À la fin du XIXe siècle, l’Argentine était un des dix pays les plus prospères de la planète. Cette situation s’est cependant dégradée après la Première Guerre mondiale. Au début des années 1990, les autorités avaient tenté d’endiguer son inflation chronique. L’échec de cette politique a mené à l’effondrement de l’économie en 2001.

Face à la faillite, ce pays avait obtenu une baisse de 70 % de sa dette. Le remboursement de 90 milliards de dollars avait alors été restructuré et ses paiements étalés dans le temps. Respectant ses engagements, Buenos Aires a depuis payé sa dette au FMI en 2006 et s’était entendue avec le Club de Paris. Son crédit était donc en voie de rétablissement dans plusieurs pays.

Ce gouvernement avait cependant renoncé à obtenir des fonds sur les marchés internationaux de capitaux, en raison des taux d’intérêt prohibitifs demandés.

Or l’Argentine est actuellement victime d’entreprises vautours américaines. Des fonds spéculatifs qui avaient racheté 48,7 millions de dollars de dettes d’autres compagnies ont réussi en 2013 à faire condamner ce pays par la Cour d’appel de New York à payer la totalité de la somme due, soit 1,3 milliard de dollars. La récente décision de la Cour suprême des États-Unis confirme cette condamnation. Des organismes déjà hypothéqués au niveau des valeurs morales comme Standard Poor’s en ont profité pour en ajouter une couche et baissent la note de la dette argentine. La réaction a été vive. Le pays refuse de rembourser les deux fonds spéculatifs américains et sa présidente, Cristina Fernández de Kirchner, s’est adressée à ses 41 millions de concitoyens pour dénoncer ce qu’elle considère être une extorsion.

Cette décision de la Cour suprême des États-Unis met en danger le système financier international et menace les futures restructurations de dette publique en dollars américains. Ce pourrait d’ailleurs être les États-Unis, et non l’Argentine, qui en souffriront le plus à moyen terme, car elle affaiblit la position de ce dollar dans la finance mondiale. Ne pas céder à l’extorsion n’est pas un signe de mauvaise gestion ou de mauvaise foi. La présidente argentine a d’ailleurs assuré que son pays honorerait ses engagements envers ses créanciers coopératifs. Elle le fera cependant en évitant d’utiliser le dollar et les organisations financières américaines. Ce dollar qui est la monnaie de réserve internationale vient de recevoir un autre coup.

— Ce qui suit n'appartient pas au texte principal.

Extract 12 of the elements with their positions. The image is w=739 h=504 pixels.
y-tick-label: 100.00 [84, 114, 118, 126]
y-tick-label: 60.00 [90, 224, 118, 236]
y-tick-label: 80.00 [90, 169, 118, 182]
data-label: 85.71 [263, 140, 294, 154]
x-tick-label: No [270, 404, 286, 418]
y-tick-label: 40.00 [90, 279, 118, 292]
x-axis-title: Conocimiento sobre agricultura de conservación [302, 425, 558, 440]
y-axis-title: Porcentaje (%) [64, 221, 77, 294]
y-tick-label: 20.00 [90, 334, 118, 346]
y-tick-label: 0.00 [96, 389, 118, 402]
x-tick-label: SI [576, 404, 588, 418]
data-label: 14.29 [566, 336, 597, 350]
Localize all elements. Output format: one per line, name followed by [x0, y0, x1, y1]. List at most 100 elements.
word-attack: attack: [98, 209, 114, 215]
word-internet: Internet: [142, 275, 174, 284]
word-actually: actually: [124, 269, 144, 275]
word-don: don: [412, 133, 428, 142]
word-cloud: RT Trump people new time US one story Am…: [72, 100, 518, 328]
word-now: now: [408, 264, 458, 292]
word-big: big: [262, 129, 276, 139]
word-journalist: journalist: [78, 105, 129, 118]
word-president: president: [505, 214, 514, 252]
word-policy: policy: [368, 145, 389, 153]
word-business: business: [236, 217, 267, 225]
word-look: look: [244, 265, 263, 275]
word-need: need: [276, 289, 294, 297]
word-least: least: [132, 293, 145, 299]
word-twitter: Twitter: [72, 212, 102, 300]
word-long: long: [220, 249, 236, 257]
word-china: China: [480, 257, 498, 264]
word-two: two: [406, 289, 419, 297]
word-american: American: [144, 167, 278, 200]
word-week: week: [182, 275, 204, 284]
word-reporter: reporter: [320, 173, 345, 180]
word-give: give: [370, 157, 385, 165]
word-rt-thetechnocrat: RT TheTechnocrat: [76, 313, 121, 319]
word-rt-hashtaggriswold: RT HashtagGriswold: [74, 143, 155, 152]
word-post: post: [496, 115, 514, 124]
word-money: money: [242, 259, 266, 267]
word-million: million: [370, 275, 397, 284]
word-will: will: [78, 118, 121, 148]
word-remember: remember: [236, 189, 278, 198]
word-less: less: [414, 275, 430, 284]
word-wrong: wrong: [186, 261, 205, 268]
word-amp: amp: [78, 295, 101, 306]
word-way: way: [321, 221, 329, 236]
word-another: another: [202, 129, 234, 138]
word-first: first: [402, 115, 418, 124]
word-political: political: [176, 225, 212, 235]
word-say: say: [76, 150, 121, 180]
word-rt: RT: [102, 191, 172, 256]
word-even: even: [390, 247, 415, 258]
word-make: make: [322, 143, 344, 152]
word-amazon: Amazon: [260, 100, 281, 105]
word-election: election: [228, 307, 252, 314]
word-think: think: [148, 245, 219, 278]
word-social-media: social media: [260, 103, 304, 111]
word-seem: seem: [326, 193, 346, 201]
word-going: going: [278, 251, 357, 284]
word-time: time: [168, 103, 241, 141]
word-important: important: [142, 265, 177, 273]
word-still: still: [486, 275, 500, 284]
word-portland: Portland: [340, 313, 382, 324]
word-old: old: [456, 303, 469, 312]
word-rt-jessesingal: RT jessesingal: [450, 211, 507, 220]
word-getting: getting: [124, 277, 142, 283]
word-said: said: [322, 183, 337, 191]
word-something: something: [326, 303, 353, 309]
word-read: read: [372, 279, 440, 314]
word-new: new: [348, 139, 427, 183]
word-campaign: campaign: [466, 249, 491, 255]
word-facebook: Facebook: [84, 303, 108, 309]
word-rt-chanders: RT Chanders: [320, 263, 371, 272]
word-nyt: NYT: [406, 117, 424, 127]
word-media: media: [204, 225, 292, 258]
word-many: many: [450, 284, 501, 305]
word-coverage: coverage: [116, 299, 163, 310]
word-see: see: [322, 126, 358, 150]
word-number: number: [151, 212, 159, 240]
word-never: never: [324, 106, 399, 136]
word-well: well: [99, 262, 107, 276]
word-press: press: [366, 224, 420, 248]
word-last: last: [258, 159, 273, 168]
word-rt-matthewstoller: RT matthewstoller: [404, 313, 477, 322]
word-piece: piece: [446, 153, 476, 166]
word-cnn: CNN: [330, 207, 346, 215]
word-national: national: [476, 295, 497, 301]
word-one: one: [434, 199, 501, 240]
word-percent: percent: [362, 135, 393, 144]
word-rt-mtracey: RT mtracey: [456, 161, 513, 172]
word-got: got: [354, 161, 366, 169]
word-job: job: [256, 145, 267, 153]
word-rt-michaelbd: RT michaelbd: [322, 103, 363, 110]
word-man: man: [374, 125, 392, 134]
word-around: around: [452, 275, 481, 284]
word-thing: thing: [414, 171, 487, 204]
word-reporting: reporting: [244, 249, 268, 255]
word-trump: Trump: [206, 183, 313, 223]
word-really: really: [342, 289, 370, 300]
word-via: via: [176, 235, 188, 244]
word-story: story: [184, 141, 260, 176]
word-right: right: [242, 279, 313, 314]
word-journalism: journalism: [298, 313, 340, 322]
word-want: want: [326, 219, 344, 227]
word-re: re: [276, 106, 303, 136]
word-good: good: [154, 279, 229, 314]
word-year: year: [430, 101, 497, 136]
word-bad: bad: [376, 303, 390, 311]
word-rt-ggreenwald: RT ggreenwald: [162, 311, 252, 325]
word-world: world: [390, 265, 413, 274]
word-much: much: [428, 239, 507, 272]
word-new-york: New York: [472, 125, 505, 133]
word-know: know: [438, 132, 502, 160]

L’utilisation internationale du dollar américain est de plus en plus problématique. Les États-Unis étouffent sous le poids de la dette. La récente stratégie de la banque centrale américaine consistant à imprimer 40 milliards de nouveaux dollars par mois dévalue rapidement les réserves de change des pays qui en possèdent. Au total, ce sont environ 6000 milliards de dollars en bons du Trésor américains qui circulent à l’étranger.

À elle seule, la Chine a 3000 milliards de dollars américains, dont 1200 milliards de ces bons du Trésor. La Russie en a environ 100 milliards. Il n’est donc pas surprenant que le contrat signé le 21 mai entre ces deux puissances soit libellé en yuans. Moscou fournira 38 milliards de mètres cubes de gaz pendant trois décennies à Pékin pour l’équivalent de 294 milliards d’euros. La Banque centrale du Congo a aussi décrété que, à partir de la fin 2014, les échanges nationaux en République démocratique du Congo devront se faire exclusivement en francs CFA. Comme si ce n’était pas assez, lors de son séjour en Indonésie, le premier ministre turc, Recep Tayyip Erdogan, a annoncé que l’or devrait remplacer le dollar américain à court terme.

Il y a donc actuellement un regain d’intérêt pour les devises asiatiques. Les nouvelles sanctions occidentales en Ukraine poussent d’ailleurs les sociétés russes à abandonner le dollar américain dans leurs transactions commerciales, au profit de la monnaie chinoise. Plusieurs ont ouvert des comptes en Asie et veulent renégocier les contrats déjà signés. La condamnation de l’Argentine à rembourser des fonds spéculatifs américains pourrait bien être la dernière goutte qui fera déborder le vase et poussera le BRIC à délaisser définitivement le dollar.